In the context of that case, it sounds implausible (I have myself said that “His Lordship, one is rather tempted to think, protests too much”) but, legally, that’s quite right. And, just as no one has a right to be summoned to the Senate, but the Governor General ― or, by convention, the Prime Minister ― has (so the Privy Council concluded in Edwards) the right to summon women to the Senate, so while no one has a (Charter) right to be asked by the Lieutenant-Governor to serve as a Premier, the Lieutenant-Governor has a right to ask the person of his choice to serve as Premier.

The legislation imposing term limits could, however, be designed to operate in a way that would attempt to circumvent this constitutional prohibition. Instead of directly prohibiting a person from serving as Premier for a third term, it would have to prohibit political parties from having a two-term Premier as a leader. One could then argue that the Lieutenant-Governor’s choice is not impaired by that statute, but rather by the convention that requires him to appoint a party leader as Premier. Whether this argument would be accepted by courts is not clear, however.

If they stick to an orthodox understanding of the law, which excludes constitutional conventions and thus acknowledges no limits on the Lieutenant-Governor’s powers, they might see such a law as an attempt to do indirectly what cannot be done directly, and invalidate it on that basis.
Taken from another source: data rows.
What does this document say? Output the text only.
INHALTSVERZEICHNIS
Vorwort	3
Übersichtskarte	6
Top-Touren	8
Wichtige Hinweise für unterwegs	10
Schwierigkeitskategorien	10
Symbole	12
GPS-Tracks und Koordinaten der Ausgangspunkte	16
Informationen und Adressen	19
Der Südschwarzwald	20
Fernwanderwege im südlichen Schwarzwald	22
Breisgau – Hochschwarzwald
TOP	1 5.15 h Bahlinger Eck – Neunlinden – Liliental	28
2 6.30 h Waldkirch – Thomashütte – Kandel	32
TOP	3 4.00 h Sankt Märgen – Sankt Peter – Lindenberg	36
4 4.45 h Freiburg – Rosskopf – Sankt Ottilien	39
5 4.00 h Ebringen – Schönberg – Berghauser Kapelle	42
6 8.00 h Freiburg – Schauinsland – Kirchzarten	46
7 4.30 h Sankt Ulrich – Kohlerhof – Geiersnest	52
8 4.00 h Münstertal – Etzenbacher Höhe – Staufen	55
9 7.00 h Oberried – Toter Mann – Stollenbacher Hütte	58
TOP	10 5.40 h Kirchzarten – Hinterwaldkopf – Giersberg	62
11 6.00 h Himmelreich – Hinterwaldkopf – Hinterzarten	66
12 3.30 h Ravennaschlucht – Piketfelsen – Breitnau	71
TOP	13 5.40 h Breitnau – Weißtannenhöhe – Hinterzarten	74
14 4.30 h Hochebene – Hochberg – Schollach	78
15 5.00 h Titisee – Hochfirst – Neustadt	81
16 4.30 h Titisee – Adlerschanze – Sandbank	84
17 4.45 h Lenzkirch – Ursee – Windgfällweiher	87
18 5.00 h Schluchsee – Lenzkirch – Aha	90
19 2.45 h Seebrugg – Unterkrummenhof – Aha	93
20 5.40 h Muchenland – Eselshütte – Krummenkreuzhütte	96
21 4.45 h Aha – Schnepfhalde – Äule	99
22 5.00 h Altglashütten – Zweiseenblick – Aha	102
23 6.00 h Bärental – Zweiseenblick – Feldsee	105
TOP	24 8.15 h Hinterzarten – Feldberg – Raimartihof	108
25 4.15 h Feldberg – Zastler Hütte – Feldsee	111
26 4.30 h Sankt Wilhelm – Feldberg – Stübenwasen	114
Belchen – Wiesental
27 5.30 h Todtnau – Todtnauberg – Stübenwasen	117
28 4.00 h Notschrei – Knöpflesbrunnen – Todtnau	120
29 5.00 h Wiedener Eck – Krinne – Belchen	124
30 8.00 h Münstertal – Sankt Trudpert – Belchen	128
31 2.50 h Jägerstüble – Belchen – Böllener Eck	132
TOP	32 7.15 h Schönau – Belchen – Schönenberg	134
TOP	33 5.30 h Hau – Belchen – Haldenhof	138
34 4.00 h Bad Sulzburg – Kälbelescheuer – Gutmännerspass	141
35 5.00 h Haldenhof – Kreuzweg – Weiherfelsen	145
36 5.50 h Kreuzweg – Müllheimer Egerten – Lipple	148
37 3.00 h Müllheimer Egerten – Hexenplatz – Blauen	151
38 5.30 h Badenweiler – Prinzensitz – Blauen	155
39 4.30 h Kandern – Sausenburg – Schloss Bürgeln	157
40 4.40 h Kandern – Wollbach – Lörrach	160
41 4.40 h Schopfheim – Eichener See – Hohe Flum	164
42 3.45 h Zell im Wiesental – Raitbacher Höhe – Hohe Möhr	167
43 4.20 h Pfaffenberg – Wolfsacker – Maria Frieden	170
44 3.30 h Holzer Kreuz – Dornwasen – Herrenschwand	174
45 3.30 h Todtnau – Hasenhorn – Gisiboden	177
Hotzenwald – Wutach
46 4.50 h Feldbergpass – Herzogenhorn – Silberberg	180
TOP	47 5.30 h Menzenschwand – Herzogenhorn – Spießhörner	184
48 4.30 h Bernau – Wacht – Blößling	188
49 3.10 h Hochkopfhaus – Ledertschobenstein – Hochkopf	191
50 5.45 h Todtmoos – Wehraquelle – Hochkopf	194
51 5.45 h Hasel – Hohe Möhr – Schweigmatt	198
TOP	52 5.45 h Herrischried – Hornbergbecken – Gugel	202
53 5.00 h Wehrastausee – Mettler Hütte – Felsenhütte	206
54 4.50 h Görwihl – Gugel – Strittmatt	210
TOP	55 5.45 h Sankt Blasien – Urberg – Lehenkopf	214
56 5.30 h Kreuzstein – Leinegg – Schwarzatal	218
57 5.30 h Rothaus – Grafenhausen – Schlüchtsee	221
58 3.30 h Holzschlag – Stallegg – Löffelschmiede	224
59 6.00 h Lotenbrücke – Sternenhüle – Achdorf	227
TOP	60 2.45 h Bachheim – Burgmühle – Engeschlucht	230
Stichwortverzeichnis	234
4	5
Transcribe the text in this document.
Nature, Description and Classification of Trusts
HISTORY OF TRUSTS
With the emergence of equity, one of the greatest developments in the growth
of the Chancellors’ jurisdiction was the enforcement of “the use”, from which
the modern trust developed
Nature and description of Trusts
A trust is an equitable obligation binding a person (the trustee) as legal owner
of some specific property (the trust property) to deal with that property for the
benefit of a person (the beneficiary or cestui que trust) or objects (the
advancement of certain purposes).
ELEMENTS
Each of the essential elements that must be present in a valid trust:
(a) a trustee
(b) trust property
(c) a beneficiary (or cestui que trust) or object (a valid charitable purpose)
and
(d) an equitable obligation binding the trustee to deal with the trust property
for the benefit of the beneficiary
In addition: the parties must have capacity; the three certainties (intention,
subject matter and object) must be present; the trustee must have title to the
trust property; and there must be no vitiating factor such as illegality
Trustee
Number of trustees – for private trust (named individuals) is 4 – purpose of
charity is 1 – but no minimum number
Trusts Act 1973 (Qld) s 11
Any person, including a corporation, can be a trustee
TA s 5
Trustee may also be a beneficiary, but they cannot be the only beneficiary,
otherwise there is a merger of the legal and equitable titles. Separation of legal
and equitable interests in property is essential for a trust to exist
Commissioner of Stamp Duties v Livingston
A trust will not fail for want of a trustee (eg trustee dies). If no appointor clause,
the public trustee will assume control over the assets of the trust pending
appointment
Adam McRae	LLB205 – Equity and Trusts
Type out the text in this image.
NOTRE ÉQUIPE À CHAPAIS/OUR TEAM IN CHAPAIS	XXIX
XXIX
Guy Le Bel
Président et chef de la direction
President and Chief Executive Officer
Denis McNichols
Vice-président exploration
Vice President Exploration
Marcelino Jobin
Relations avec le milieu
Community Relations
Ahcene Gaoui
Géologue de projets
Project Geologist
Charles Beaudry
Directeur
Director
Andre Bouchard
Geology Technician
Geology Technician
If however, they take something like the approach Fabien Gélinas and I have suggested in our paper on Senate reform, on which the office of the Lieutenant-Governor (as well as any other term in the constitutional text) must be understood with reference to conventions, they should probably accept that this approach does not actually limit the Lieutenant-Governor’s powers, since conventions already limit them to choosing among the leaders of the parties in the legislature, and give him no say in who those leaders are. Unfortunately, despite having the opportunity to do so in Reference re Senate Reform, 2014 SCC 32, the Supreme Court has not really made it clear which of these approaches is correct. Instead, it relied on an obscure notion of “constitutional architecture” which in my view may well include some, but perhaps not all, conventions. Do executive term limits interfere with the “constitutional architecture” as it relates to “the office of the Lieutenant-Governor”? Your guess is as good as mine.

However, even if a law imposing executive term limits by prohibiting parties from having long-term premiers as leaders could survive a challenge based on par. 41(a) of the Constitution Act, 1982, it would probably be an infringement with the parties’ rights under s. 3 of the Charter. An individual may have no constitutional right to serve in the executive, but a party is free to decide how many candidates to present (so the Supreme Court held in Figueroa v. Canada (Attorney-General), 2003 SCC 37, [2003] 1 SCR 912), it arguably also has the right to decide what candidates to present, and which of them to make its leader. Again, a s. 1 justification would theoretically be possible, but it would not be easy.

The constitutionality of executive term limits thus is, at best, highly questionable. But it would be better for all if it were never tested in court. As others have amply shown, term limits are a bad idea, and even if I am wrong and they constitutional, there is no point in trying to impose them. About that, there is no question at all in my mind.